An sampler which by default, argsorts batches with respect to the maximum input lengths per batch. You can provide a list of field names and padding keys (or pass none, in which case they will be inferred) which the dataset will be sorted by before doing this batching, causing inputs with similar length to be batched together, making computation more efficient (as less time is wasted on padded elements of the batch).

Parameters

  • data_source : data.Dataset
    The pytorch Dataset of allennlp Instances to bucket.

    In a typical AllenNLP configuration file, this parameter does not get an entry under the "batch_sampler", it gets constructed separately. - batch_size : int
    The size of each batch of instances yielded when calling the dataloader.

  • sorting_keys : List[str], optional
    To bucket inputs into batches, we want to group the instances by padding length, so that we minimize the amount of padding necessary per batch. In order to do this, we need to know which fields need what type of padding, and in what order.

    Specifying the right keys for this is a bit cryptic, so if this is not given we try to auto-detect the right keys by iterating through a few instances upfront, reading all of the padding keys and seeing which one has the longest length. We use that one for padding. This should give reasonable results in most cases. Some cases where it might not be the right thing to do are when you have a ListField[TextField], or when you have a really long, constant length ArrayField.

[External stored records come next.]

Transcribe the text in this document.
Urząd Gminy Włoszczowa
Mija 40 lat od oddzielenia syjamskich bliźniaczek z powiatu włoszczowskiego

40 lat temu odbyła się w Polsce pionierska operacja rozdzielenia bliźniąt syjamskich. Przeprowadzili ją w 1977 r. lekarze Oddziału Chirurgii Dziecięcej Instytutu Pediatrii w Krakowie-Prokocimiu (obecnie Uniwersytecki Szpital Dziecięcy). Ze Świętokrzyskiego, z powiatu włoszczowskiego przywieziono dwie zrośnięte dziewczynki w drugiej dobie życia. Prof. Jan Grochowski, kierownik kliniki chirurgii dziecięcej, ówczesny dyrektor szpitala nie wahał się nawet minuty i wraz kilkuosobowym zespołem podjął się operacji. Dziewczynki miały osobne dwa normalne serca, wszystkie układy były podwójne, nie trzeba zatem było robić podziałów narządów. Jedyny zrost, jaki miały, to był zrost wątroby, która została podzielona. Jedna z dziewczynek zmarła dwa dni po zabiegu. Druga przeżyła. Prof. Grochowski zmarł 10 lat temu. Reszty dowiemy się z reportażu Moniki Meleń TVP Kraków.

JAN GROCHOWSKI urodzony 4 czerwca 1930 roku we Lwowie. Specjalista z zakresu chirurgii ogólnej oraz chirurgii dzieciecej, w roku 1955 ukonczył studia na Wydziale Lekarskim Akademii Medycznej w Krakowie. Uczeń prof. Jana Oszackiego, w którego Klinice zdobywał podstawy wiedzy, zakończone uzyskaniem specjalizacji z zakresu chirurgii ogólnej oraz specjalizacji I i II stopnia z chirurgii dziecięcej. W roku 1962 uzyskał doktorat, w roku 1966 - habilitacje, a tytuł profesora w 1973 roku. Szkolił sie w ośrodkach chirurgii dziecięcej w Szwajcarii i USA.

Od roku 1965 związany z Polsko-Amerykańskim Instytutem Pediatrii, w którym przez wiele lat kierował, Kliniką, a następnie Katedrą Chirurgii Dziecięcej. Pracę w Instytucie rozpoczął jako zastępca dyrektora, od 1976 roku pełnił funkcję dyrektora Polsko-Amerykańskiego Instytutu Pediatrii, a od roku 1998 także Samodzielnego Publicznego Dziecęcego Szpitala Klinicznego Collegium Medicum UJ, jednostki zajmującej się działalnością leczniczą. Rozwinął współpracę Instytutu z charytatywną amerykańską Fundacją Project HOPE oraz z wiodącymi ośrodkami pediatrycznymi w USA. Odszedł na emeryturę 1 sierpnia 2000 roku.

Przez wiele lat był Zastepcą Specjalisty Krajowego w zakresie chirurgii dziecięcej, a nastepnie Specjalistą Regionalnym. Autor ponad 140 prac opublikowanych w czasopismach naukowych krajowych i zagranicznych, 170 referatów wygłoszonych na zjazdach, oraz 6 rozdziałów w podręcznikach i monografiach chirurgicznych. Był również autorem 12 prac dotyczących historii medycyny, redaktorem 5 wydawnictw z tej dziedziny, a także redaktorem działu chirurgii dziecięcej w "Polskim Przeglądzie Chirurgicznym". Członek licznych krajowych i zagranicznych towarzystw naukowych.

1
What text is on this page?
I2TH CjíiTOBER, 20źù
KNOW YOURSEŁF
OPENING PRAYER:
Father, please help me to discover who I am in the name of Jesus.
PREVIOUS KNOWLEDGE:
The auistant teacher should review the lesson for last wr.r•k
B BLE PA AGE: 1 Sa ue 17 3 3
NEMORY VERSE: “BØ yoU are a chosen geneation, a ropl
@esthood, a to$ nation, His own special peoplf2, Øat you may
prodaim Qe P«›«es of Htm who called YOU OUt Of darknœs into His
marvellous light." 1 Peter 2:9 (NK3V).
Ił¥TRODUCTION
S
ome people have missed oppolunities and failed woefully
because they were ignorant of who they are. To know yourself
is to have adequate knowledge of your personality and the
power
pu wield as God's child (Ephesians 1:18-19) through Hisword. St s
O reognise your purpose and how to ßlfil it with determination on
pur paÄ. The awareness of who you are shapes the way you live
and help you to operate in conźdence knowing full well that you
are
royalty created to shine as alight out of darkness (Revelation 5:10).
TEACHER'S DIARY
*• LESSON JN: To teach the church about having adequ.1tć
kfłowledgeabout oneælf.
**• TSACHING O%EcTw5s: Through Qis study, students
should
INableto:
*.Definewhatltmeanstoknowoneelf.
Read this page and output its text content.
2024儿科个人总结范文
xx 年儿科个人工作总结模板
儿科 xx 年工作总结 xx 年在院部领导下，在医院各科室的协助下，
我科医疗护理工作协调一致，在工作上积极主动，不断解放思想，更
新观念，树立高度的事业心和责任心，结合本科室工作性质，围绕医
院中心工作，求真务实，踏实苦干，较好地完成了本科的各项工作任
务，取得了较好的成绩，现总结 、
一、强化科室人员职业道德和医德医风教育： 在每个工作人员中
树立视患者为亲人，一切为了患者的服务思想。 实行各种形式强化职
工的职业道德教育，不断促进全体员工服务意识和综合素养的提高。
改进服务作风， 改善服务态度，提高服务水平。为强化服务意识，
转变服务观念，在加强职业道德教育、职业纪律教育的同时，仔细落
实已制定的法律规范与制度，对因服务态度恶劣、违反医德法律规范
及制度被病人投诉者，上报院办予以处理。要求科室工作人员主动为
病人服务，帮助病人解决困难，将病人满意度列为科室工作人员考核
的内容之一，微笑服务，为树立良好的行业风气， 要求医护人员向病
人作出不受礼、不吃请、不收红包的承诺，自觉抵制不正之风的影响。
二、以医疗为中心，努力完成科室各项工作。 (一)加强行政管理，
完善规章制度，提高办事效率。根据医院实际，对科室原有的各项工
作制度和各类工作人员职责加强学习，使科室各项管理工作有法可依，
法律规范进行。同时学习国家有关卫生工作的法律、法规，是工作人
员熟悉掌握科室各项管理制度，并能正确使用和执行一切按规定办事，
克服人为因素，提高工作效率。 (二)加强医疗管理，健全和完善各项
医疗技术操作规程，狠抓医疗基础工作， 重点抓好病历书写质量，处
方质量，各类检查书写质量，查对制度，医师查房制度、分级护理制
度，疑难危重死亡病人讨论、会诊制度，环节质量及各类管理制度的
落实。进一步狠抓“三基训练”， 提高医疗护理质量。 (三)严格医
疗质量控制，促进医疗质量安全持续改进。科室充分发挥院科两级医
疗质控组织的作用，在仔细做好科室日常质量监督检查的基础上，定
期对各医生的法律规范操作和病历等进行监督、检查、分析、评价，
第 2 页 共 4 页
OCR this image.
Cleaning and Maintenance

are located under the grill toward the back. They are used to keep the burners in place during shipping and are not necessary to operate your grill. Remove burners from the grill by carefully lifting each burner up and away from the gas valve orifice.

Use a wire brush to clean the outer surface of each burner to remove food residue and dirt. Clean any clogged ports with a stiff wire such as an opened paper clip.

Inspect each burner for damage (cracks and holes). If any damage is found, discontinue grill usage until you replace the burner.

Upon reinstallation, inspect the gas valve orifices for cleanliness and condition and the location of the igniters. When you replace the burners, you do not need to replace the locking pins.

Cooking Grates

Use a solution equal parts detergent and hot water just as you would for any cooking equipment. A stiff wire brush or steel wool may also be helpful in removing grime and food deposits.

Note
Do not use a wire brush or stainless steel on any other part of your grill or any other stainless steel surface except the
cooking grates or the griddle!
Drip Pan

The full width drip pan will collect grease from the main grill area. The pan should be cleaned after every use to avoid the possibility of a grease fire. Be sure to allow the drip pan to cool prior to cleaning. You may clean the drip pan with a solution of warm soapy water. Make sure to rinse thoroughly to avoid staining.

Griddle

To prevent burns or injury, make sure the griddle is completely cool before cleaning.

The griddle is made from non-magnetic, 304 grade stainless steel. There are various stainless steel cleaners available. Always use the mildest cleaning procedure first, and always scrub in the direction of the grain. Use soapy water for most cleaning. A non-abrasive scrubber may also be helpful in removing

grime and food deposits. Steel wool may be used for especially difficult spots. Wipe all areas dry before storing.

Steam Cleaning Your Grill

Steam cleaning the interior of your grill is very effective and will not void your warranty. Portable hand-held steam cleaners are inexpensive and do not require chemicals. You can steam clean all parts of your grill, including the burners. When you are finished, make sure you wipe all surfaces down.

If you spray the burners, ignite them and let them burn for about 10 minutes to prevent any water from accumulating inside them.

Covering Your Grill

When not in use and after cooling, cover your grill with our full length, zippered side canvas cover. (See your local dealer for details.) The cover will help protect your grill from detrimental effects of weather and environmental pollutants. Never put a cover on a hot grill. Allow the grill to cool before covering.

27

    When you need to specify this yourself, you can create an instance from your dataset and call Instance.get_padding_lengths() to see a list of all keys used in your data. You should give one or more of those as the sorting keys here.

  • padding_noise : float, optional (default = .1)
    When sorting by padding length, we add a bit of noise to the lengths, so that the sorting isn't deterministic. This parameter determines how much noise we add, as a percentage of the actual padding value for each instance.

  • drop_last : bool, optional (default = False)
    If True, the sampler will drop the last batch if its size would be less than batch_size`.